Édito du mois d’octobre : Séparatisme : une manipulation politique !

Dans une société qui affronte une crise sanitaire, sociale et économique, le président Macron a choisi de mettre en scène un débat sur « le séparatisme ». Son intervention est explicite : ce sont bien spécifiquement les dérives de l’islamisme qui sont visées. Les déclarations du Ministre de l’Intérieur, porteur du projet, ne laissent aucun doute.

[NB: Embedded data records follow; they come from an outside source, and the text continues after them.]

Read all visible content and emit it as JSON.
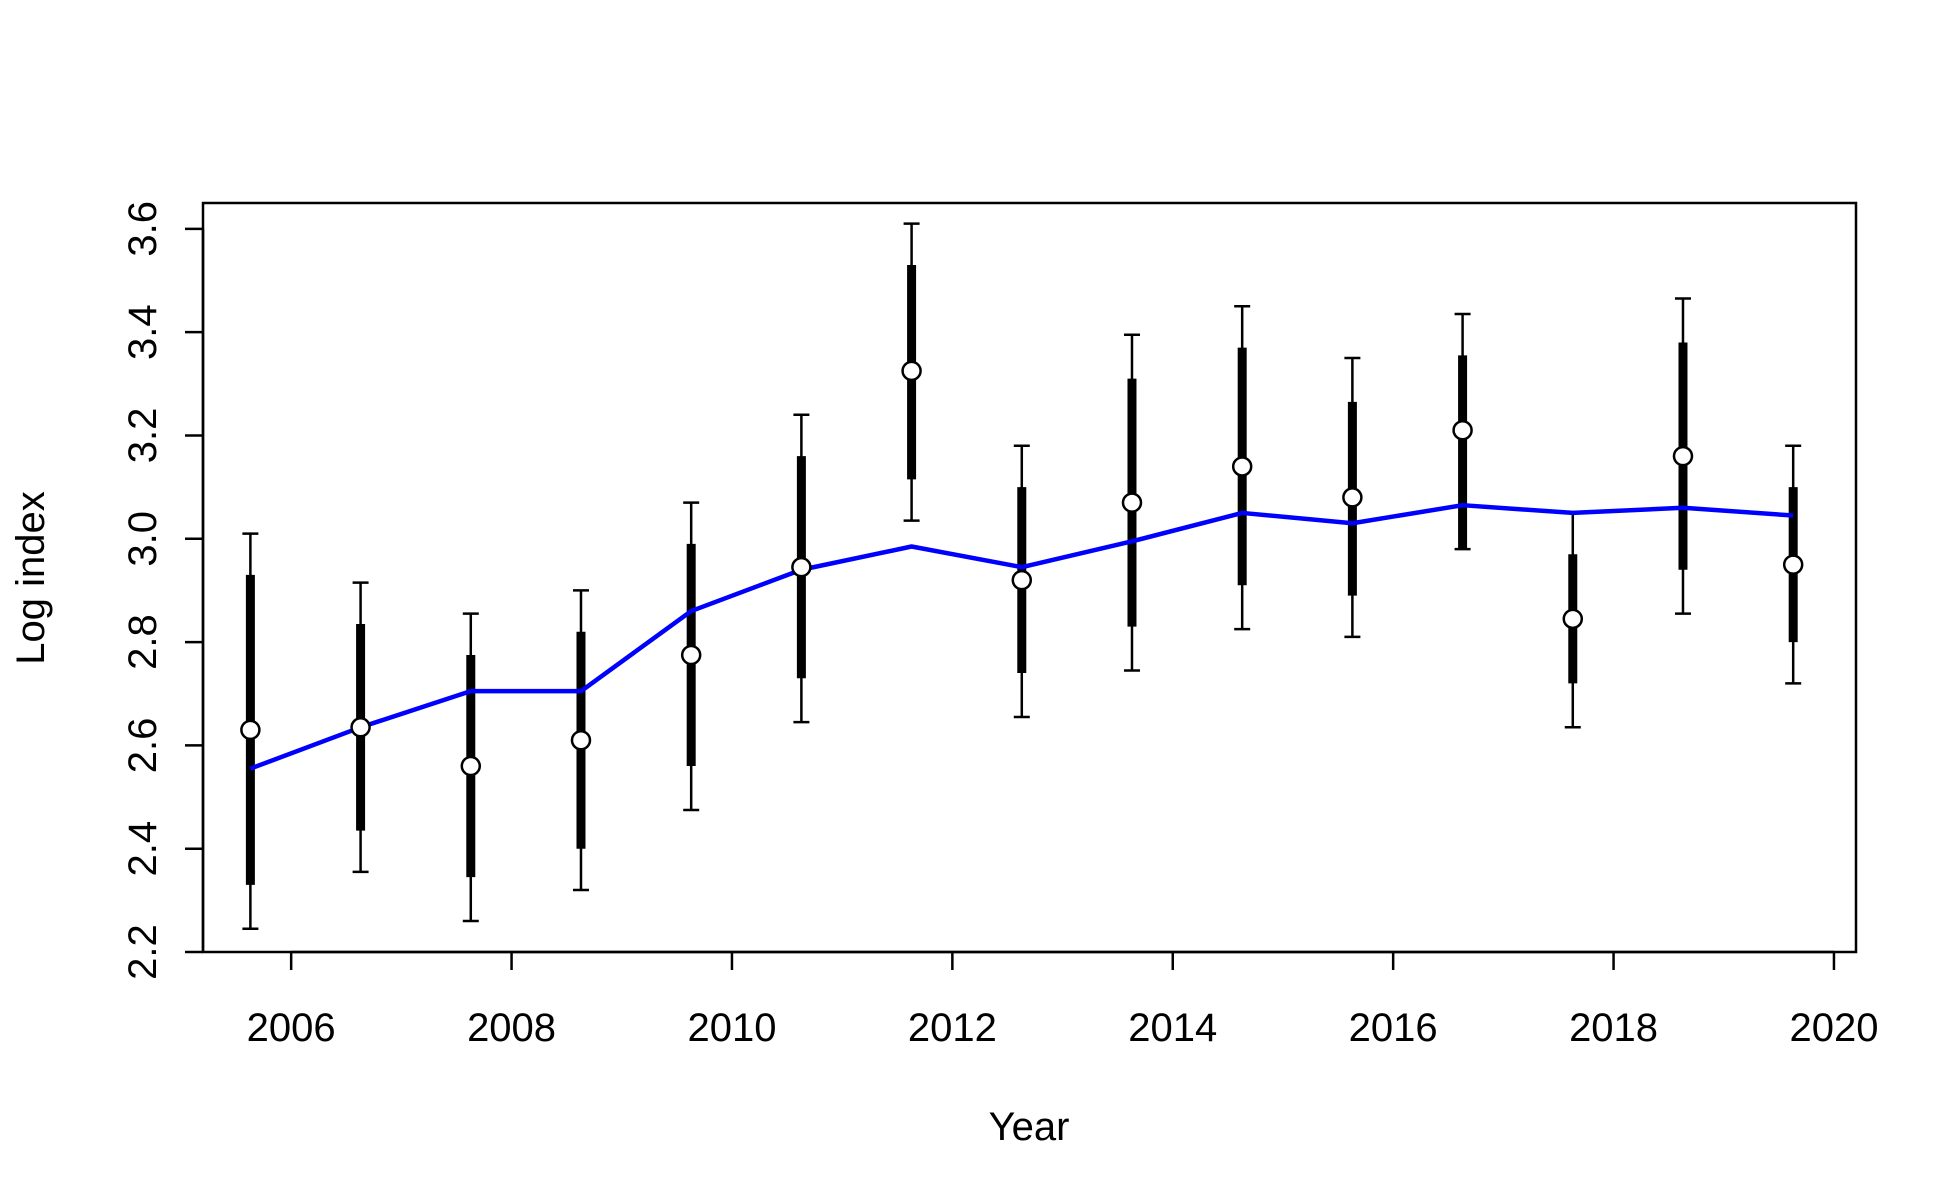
{
  "chart_data": {
    "type": "line",
    "xlabel": "Year",
    "ylabel": "Log index",
    "xlim": [
      2005.2,
      2020.2
    ],
    "ylim": [
      2.2,
      3.65
    ],
    "x_ticks": [
      2006,
      2008,
      2010,
      2012,
      2014,
      2016,
      2018,
      2020
    ],
    "y_ticks": [
      2.2,
      2.4,
      2.6,
      2.8,
      3.0,
      3.2,
      3.4,
      3.6
    ],
    "x_tick_labels": [
      "2006",
      "2008",
      "2010",
      "2012",
      "2014",
      "2016",
      "2018",
      "2020"
    ],
    "y_tick_labels": [
      "2.2",
      "2.4",
      "2.6",
      "2.8",
      "3.0",
      "3.2",
      "3.4",
      "3.6"
    ],
    "grid": false,
    "colors": {
      "fitted_line": "#0000ff",
      "observations": "#000000",
      "point_fill": "#ffffff"
    },
    "observations": {
      "x": [
        2005.63,
        2006.63,
        2007.63,
        2008.63,
        2009.63,
        2010.63,
        2011.63,
        2012.63,
        2013.63,
        2014.63,
        2015.63,
        2016.63,
        2017.63,
        2018.63,
        2019.63
      ],
      "y": [
        2.63,
        2.635,
        2.56,
        2.61,
        2.775,
        2.945,
        3.325,
        2.92,
        3.07,
        3.14,
        3.08,
        3.21,
        2.845,
        3.16,
        2.95
      ],
      "inner_lower": [
        2.33,
        2.435,
        2.345,
        2.4,
        2.56,
        2.73,
        3.115,
        2.74,
        2.83,
        2.91,
        2.89,
        2.98,
        2.72,
        2.94,
        2.8
      ],
      "inner_upper": [
        2.93,
        2.835,
        2.775,
        2.82,
        2.99,
        3.16,
        3.53,
        3.1,
        3.31,
        3.37,
        3.265,
        3.355,
        2.97,
        3.38,
        3.1
      ],
      "outer_lower": [
        2.245,
        2.355,
        2.26,
        2.32,
        2.475,
        2.645,
        3.035,
        2.655,
        2.745,
        2.825,
        2.81,
        2.98,
        2.635,
        2.855,
        2.72
      ],
      "outer_upper": [
        3.01,
        2.915,
        2.855,
        2.9,
        3.07,
        3.24,
        3.61,
        3.18,
        3.395,
        3.45,
        3.35,
        3.435,
        3.05,
        3.465,
        3.18
      ]
    },
    "series": [
      {
        "x": [
          2005.63,
          2006.63,
          2007.63,
          2008.63,
          2009.63,
          2010.63,
          2011.63,
          2012.63,
          2013.63,
          2014.63,
          2015.63,
          2016.63,
          2017.63,
          2018.63,
          2019.63
        ],
        "values": [
          2.555,
          2.635,
          2.705,
          2.705,
          2.86,
          2.94,
          2.985,
          2.945,
          2.995,
          3.05,
          3.03,
          3.065,
          3.05,
          3.06,
          3.045
        ]
      }
    ]
  }
}
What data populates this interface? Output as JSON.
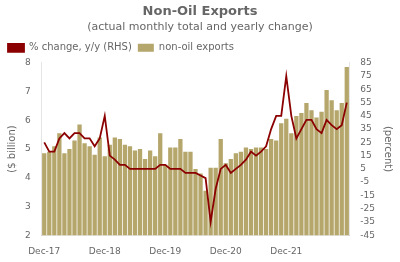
{
  "chart_data": {
    "type": "bar",
    "title": "Non-Oil Exports",
    "subtitle": "(actual monthly total and yearly change)",
    "categories": [
      "Dec-17",
      null,
      null,
      null,
      null,
      null,
      null,
      null,
      null,
      null,
      null,
      null,
      "Dec-18",
      null,
      null,
      null,
      null,
      null,
      null,
      null,
      null,
      null,
      null,
      null,
      "Dec-19",
      null,
      null,
      null,
      null,
      null,
      null,
      null,
      null,
      null,
      null,
      null,
      "Dec-20",
      null,
      null,
      null,
      null,
      null,
      null,
      null,
      null,
      null,
      null,
      null,
      "Dec-21",
      null,
      null,
      null,
      null,
      null,
      null,
      null,
      null,
      null,
      null,
      null,
      null
    ],
    "series": [
      {
        "name": "non-oil exports",
        "type": "bar",
        "color": "#b5a66b",
        "values": [
          4.85,
          4.9,
          5.1,
          5.55,
          4.85,
          5.0,
          5.3,
          5.85,
          5.2,
          5.1,
          4.8,
          5.4,
          4.75,
          5.15,
          5.4,
          5.35,
          5.15,
          5.1,
          4.95,
          5.0,
          4.65,
          4.95,
          4.75,
          5.55,
          4.45,
          5.05,
          5.05,
          5.35,
          4.9,
          4.9,
          4.3,
          4.15,
          3.55,
          4.35,
          4.35,
          5.35,
          4.5,
          4.65,
          4.85,
          4.9,
          5.05,
          5.0,
          5.05,
          5.05,
          5.0,
          5.35,
          5.3,
          5.9,
          6.05,
          5.55,
          6.15,
          6.25,
          6.6,
          6.35,
          6.1,
          6.3,
          7.05,
          6.7,
          6.35,
          6.6,
          7.85
        ]
      },
      {
        "name": "% change, y/y (RHS)",
        "type": "line",
        "color": "#8b0000",
        "axis": "y2",
        "values": [
          25,
          18,
          18,
          28,
          32,
          28,
          32,
          32,
          28,
          28,
          22,
          28,
          45,
          15,
          12,
          8,
          8,
          5,
          5,
          5,
          5,
          5,
          5,
          8,
          8,
          5,
          5,
          5,
          2,
          2,
          2,
          0,
          -2,
          -35,
          -10,
          5,
          8,
          2,
          5,
          8,
          12,
          18,
          15,
          18,
          22,
          35,
          45,
          45,
          75,
          45,
          28,
          35,
          42,
          42,
          35,
          32,
          42,
          38,
          35,
          38,
          55
        ]
      }
    ],
    "ylabel": "($ billion)",
    "y2label": "(percent)",
    "ylim": [
      2,
      8
    ],
    "yticks": [
      2,
      3,
      4,
      5,
      6,
      7,
      8
    ],
    "y2lim": [
      -45,
      85
    ],
    "y2ticks": [
      -45,
      -35,
      -25,
      -15,
      -5,
      5,
      15,
      25,
      35,
      45,
      55,
      65,
      75,
      85
    ],
    "legend": "upper left",
    "grid": false
  }
}
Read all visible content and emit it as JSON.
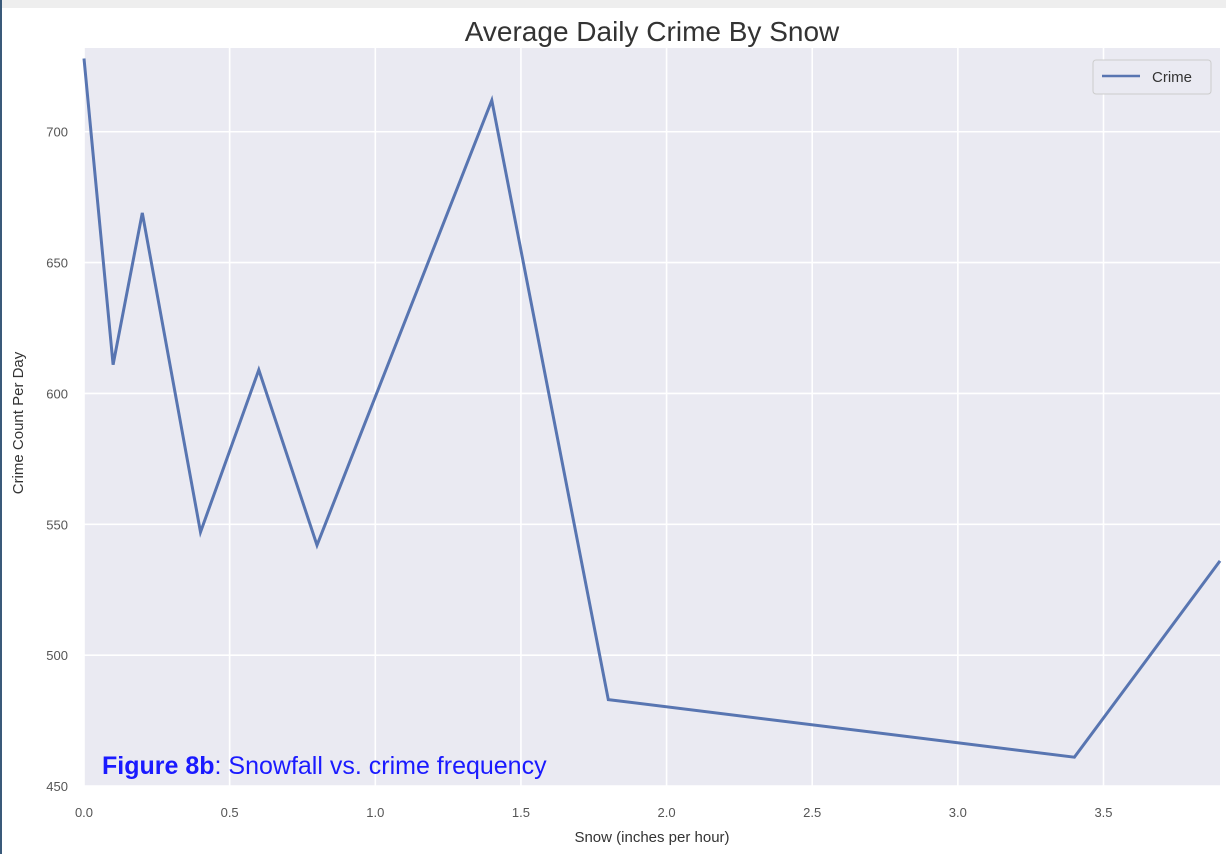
{
  "chart_data": {
    "type": "line",
    "title": "Average Daily Crime By Snow",
    "xlabel": "Snow (inches per hour)",
    "ylabel": "Crime Count Per Day",
    "xlim": [
      0.0,
      3.9
    ],
    "ylim": [
      450,
      732
    ],
    "xticks": [
      0.0,
      0.5,
      1.0,
      1.5,
      2.0,
      2.5,
      3.0,
      3.5
    ],
    "xtick_labels": [
      "0.0",
      "0.5",
      "1.0",
      "1.5",
      "2.0",
      "2.5",
      "3.0",
      "3.5"
    ],
    "yticks": [
      450,
      500,
      550,
      600,
      650,
      700
    ],
    "ytick_labels": [
      "450",
      "500",
      "550",
      "600",
      "650",
      "700"
    ],
    "grid": true,
    "legend_position": "top-right",
    "series": [
      {
        "name": "Crime",
        "color": "#5875b1",
        "x": [
          0.0,
          0.1,
          0.2,
          0.4,
          0.6,
          0.8,
          1.4,
          1.8,
          3.4,
          3.9
        ],
        "y": [
          728,
          611,
          669,
          547,
          609,
          542,
          712,
          483,
          461,
          536
        ]
      }
    ]
  },
  "caption": {
    "label": "Figure 8b",
    "text": ": Snowfall vs. crime frequency",
    "color": "#1a1aff"
  },
  "colors": {
    "plot_background": "#eaeaf2",
    "grid": "#ffffff",
    "line": "#5875b1"
  }
}
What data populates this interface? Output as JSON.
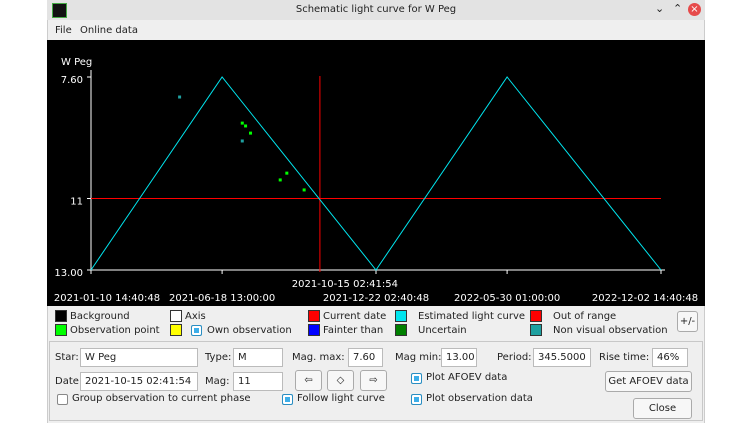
{
  "window": {
    "title": "Schematic light curve for W Peg"
  },
  "menu": [
    "File",
    "Online data"
  ],
  "chart_data": {
    "type": "line",
    "y_label": "W Peg",
    "xlim": [
      "2021-01-10 14:40:48",
      "2022-12-02 14:40:48"
    ],
    "xticks": [
      "2021-01-10 14:40:48",
      "2021-06-18 13:00:00",
      "2021-12-22 02:40:48",
      "2022-05-30 01:00:00",
      "2022-12-02 14:40:48"
    ],
    "ylim": [
      13.0,
      7.6
    ],
    "yticks": [
      {
        "value": 7.6,
        "label": "7.60"
      },
      11,
      {
        "value": 13.0,
        "label": "13.00"
      }
    ],
    "current_date": "2021-10-15 02:41:54",
    "current_mag": 11,
    "current_color": "#ff0000",
    "series": [
      {
        "name": "Estimated light curve",
        "color": "#00e5ee",
        "mode": "line",
        "x": [
          "2021-01-10 14:40:48",
          "2021-06-18 13:00:00",
          "2021-12-22 02:40:48",
          "2022-05-30 01:00:00",
          "2022-12-02 14:40:48"
        ],
        "values": [
          13.0,
          7.6,
          13.0,
          7.6,
          13.0
        ]
      },
      {
        "name": "Observation point",
        "color": "#00ff00",
        "mode": "points",
        "x": [
          "2021-07-13",
          "2021-07-17",
          "2021-07-23",
          "2021-09-05",
          "2021-08-28",
          "2021-09-26"
        ],
        "values": [
          8.89,
          8.97,
          9.17,
          10.29,
          10.48,
          10.76
        ]
      },
      {
        "name": "Non visual observation",
        "color": "#1fa0a0",
        "mode": "points",
        "x": [
          "2021-04-28",
          "2021-07-13"
        ],
        "values": [
          8.16,
          9.39
        ]
      }
    ],
    "legend": [
      {
        "label": "Background",
        "color": "#000000"
      },
      {
        "label": "Axis",
        "color": "#ffffff"
      },
      {
        "label": "Current date",
        "color": "#ff0000"
      },
      {
        "label": "Out of range",
        "color": "#ff0000"
      },
      {
        "label": "Own observation",
        "color": "#ffff00",
        "checked": true
      },
      {
        "label": "Fainter than",
        "color": "#0000ff"
      },
      {
        "label": "Uncertain",
        "color": "#008000"
      }
    ]
  },
  "toggle_button": "+/-",
  "form": {
    "star": {
      "label": "Star:",
      "value": "W Peg"
    },
    "type": {
      "label": "Type:",
      "value": "M"
    },
    "mag_max": {
      "label": "Mag. max:",
      "value": "7.60"
    },
    "mag_min": {
      "label": "Mag min:",
      "value": "13.00"
    },
    "period": {
      "label": "Period:",
      "value": "345.5000"
    },
    "rise_time": {
      "label": "Rise time:",
      "value": "46%"
    },
    "date": {
      "label": "Date:",
      "value": "2021-10-15 02:41:54"
    },
    "mag": {
      "label": "Mag:",
      "value": "11"
    },
    "plot_afoev": {
      "label": "Plot AFOEV data",
      "checked": true
    },
    "get_afoev": "Get AFOEV data",
    "group_phase": {
      "label": "Group observation to current phase",
      "checked": false
    },
    "follow_curve": {
      "label": "Follow light curve",
      "checked": true
    },
    "plot_obs": {
      "label": "Plot observation data",
      "checked": true
    },
    "close": "Close"
  }
}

 Le premier problème est déjà la mise à l’ordre du jour de cette question à l’agenda politique de la France. Tout le monde comprend bien que cet affichage, voulu avec entêtement depuis des mois, est avant tout lié au calendrier politique. Son objectif est de séduire une fraction de l’électorat, de la disputer à l’extrême droite. En réalité, la législation actuelle apporte des réponses à la plupart des problèmes évoqués et le discours présidentiel dresse même paradoxalement un bilan élogieux de l’action déjà menée.
 
 Toutes les précautions oratoires n’y changeront rien : ce discours cautionne de fait l’idée que l’islam serait le terreau naturel des dérives extrémistes susceptibles de miner la société. Il ne s’agit pas de nier que des dérives peuvent exister ici ou là, mais toutes les religions et idéologies connaissent cette tentation, chez certains, d’imposer leur volonté à l’ensemble de la société, ou à défaut, de vivre en marge du contrat social. Le président Macron a longuement mis l’accent sur l’éducation : les familles musulmanes sont loin d’être la majorité de celles qui aspirent à éduquer leurs enfants séparément des autres, en dehors de l’école publique. Ne cibler qu’une de ces dérives, c’est ouvrir la porte à un amalgame qu’on sait très bien être latent dans une partie trop importante de l’opinion publique.
 
 Il ne suffit pas non plus d’affirmer élégamment que « nous avons-nous-mêmes construit notre propre séparatisme » et que la République doit « respecter ses promesses d’égalité et d’émancipation ». La ghettoïsation de certains quartiers (qui ne sont pas que les quartiers dits "populaires"), les problèmes sociétaux qui sont le terreau des dérives, les injustices sociales, les discriminations, voilà les vrais problèmes qu’il faut traiter et affronter ! Comment faire qu’une partie de la jeunesse ne se sente pas rejetée, avec un avenir compromis, à l’intérieur d’une société qui n’arrive pas considérer tous ses enfants comme égaux ? Ce sont sur ces questions-là qu’il faut proposer un vrai combat et des mesures concrètes.
 
 Le MRAP est sans complaisance avec les idéologies qui confondent séparation et libération et qui rêvent d’un repli communautaire. Mais il dénonce avec force ceux qui jouent politiquement avec ces questions et, de fait, alimentent la montée des haines. Il continuera à travailler dans la proximité, tous les jours, avec toutes les populations, à construire le « vivre ensemble » qui est la vraie réponse aux dérives dites "séparatistes".